Half day (drive and visits)
The drive over Sela Pass (4,170 m) — one of the highest motorable passes in the world — is the gateway to Tawang and a legendary high-altitude journey in its own right. The road passes through the crystal-blue Sela Lake, frozen in winter, before reaching the windswept pass marked by prayer flags and a small refreshment stall. The nearby Jaswant Garh War Memorial, dedicated to rifleman Jaswant Singh Rawat who held off Chinese forces single-handedly in 1962, is a deeply moving tribute to extraordinary individual courage.
Half day (round trip from Tawang)
Madhuri Lake — named after Bollywood actress Madhuri Dixit who filmed a famous song sequence here — is a strikingly beautiful glacial lake at 4,094 metres near the Bumla Pass area of Tawang, surrounded by snow-capped peaks and reflecting them in its deep-blue waters. The landscape around the lake is dramatic, raw, and otherworldly — a treeless high-altitude tundra with the wind howling across open space and the Bhutan and Tibet mountain ranges visible in the distance.

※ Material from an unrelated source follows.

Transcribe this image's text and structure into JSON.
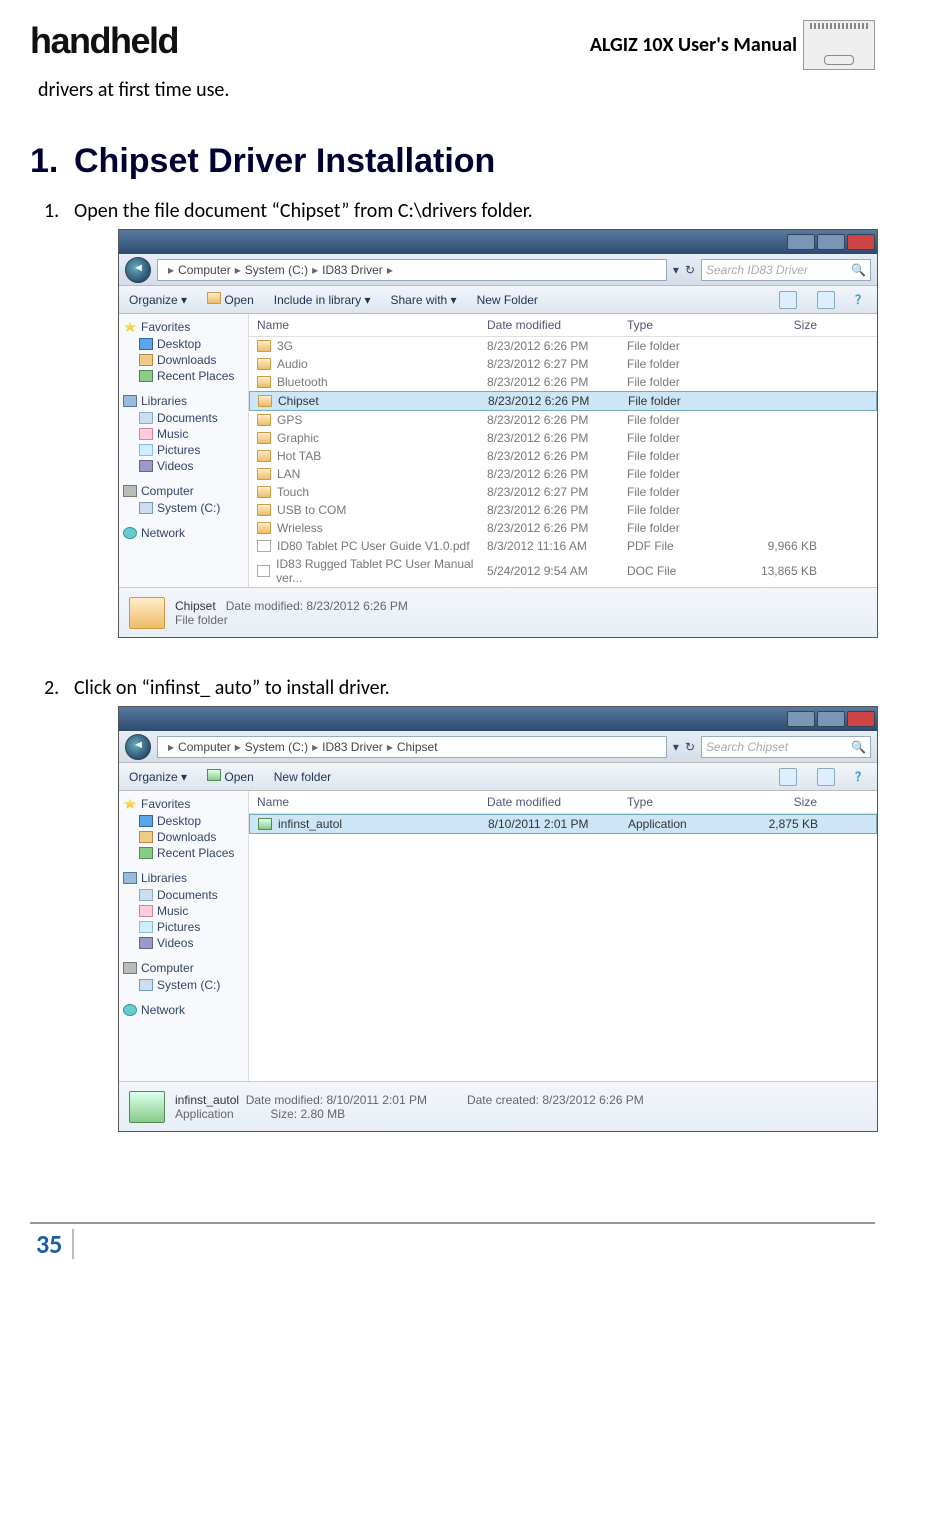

Full day (round trip from Tawang)
Bumla Pass at 4,563 metres is one of the rare points on the India–China (Tibet) border that is accessible to Indian civilians with the appropriate permits — and the excursion there from Tawang is one of the most extraordinary and historically charged journeys available in Northeast India. The route passes through dramatic high-altitude terrain and the border meeting point is a place of genuine geopolitical significance, where Indian and Chinese soldiers occasionally exchange pleasantries at a designated meeting point.
1.5–2 hours
Nuranang Falls, locally known as Jung Falls, is a spectacular 100-metre waterfall thundering through a deep river gorge on the route between Bomdila and Tawang. The short hike down to the base of the falls through dense sub-tropical forest is thrilling, and the power and volume of the falls — fed by numerous Himalayan streams — is genuinely awe-inspiring. The falls are also called 'Bap Teng Kang' in the local Monpa language and are considered sacred. A small hydro project nearby harnesses the falls' energy without diminishing its raw beauty.